Posted: Thursday, January 24, 2002

Working together can be a gas. Marathon Oil Co. and Unocal Corp. found this out Tuesday afternoon when a joint exploration in Ninilchik struck pay dirt, producing a significant natural gas discovery.

The Grassim Oskolkoff No. 1 well, the first exploration well drilled under a joint operating agreement between Unocal and Marathon, has been estimated to have the ability to produce 90 billion cubic feet (bcf) of gross proven recoverable gas reserves.

A 39-foot interval in the sand produced restricted flow rates of up to 11.2 million cubic feet per day. The zone tested was at 9,822 feet, and the well was drilled to a total depth of 11,600 feet.

"We've had huge success on this first exploratory well," said Unocal Alaska spokesperson Roxanne Sinz. "Ultimately, what we're doing is looking at building a pipeline. With this significant discovery, it has moved to the next step."

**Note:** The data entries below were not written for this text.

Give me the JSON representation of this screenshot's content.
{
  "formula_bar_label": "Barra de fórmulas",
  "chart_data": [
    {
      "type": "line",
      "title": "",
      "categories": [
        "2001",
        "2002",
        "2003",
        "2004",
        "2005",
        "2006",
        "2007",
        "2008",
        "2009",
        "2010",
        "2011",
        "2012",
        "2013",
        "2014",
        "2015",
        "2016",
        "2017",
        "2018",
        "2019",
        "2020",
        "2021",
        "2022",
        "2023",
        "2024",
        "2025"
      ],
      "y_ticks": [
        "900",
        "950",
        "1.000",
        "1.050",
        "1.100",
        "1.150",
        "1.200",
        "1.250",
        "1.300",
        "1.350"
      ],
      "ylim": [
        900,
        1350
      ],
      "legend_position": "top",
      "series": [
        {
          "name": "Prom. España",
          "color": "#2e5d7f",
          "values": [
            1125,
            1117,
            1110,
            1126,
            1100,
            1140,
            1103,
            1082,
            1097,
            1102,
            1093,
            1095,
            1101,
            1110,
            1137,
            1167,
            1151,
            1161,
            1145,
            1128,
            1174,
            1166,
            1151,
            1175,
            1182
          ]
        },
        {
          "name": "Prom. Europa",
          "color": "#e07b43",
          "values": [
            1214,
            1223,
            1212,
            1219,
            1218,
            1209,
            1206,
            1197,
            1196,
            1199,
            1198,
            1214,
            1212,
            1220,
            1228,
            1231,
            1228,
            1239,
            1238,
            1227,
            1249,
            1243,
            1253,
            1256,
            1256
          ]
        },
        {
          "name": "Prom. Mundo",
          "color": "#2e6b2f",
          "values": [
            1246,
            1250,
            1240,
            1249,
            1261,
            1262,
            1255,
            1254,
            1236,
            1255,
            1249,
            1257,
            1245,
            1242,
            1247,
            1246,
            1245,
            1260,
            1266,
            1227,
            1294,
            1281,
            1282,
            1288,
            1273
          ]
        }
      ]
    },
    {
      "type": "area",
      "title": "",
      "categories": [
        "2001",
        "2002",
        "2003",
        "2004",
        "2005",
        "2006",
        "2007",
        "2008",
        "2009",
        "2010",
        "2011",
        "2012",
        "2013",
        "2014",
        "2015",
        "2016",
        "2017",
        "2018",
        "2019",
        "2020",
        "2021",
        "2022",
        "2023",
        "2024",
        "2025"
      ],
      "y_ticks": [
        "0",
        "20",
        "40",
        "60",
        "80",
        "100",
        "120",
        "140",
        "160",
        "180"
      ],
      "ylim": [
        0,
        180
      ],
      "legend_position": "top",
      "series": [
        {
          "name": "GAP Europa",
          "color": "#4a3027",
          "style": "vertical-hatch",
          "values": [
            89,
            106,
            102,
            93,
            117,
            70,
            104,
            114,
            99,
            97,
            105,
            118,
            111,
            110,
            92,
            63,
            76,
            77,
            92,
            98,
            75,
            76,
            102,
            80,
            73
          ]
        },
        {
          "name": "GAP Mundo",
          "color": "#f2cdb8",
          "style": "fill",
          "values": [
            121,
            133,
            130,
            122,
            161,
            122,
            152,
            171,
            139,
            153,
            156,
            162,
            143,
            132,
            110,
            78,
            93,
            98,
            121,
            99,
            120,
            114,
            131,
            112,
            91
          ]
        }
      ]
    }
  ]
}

That next step, plans for a natural gas pipeline running from Homer to as far north as the Matanuska-Susitna area, is well under way. The two companies will again combine forces and join with Enstar to build and operate the Kenai Kachemak Pipeline. Marathon and Unocal will split ownership of the pipeline project, which is scheduled to begin construction this fall and begin transporting gas by late 2003.

In the meantime, the two companies have already begun searching for more wells across the Kenai Peninsula. Unocal Alaska Vice President Chuck Pierson said that Unocal has begun a separate three-well exploration program on the southern peninsula.

"These wells have major implications for natural gas development on the southern Kenai Peninsula," Pierce said. "Based on the results of the Marathon- and Unocal-operated programs, we expect to have sufficient gas resources to support construction of the proposed Kenai Kachemak pipeline."

A report commissioned by the Anchorage Economic Develop-ment Corp. last year found that Southcentral Alaska will face natural gas shortages by the middle of the decade unless new reserves are discovered.

Some gas producers stepped up exploration last year, citing a couple of potential reservoirs that could help heat and power cities across the region for decades.

Unocal produces oil and gas in Cook Inlet and on the Kenai. It said the Ninilchik unit and other prospects on the southern peninsula could contain reserves of between 100 billion and 600 billion cubic feet of gas.

Unocal's three wells will begin testing over a three-month period beginning this month. The first, Ninilchik Native Association No. 1 well near Deep Creek, will be complete by month's end. The second well, Pearl No. 1, will begin operation sometime in February in southern Ninilchik. Griner No. 1 well, located in Anchor Point, will begin drilling around mid-March.

Marathon already has three wells completed on the peninsula that are ready to go into operation. John Barnes, manager of Marathon's Alaska business unit, said one of those ventures is a second well, Grassim Oskolkoff No. 2, at the joint site in Ninilchik. He said two more southern peninsula sites -- the Susan Dionne well and the Falls Creek well -- that were drilled during the '60s, have been refurbished and were completed at the end of 2001.

"The Ninilchik discovery, together with our recent Wolf Lake production coming on-line (came on production Nov. 17, east of the Beaver Creek field in the Kenai Wildlife Refuge), demonstrates Marathon's continuing commitment to the Cook Inlet natural gas market," Barnes said. "More drilling is planned to identify whether gas is present and figure out what our overall volume is."

The Associated Press contributed to this story.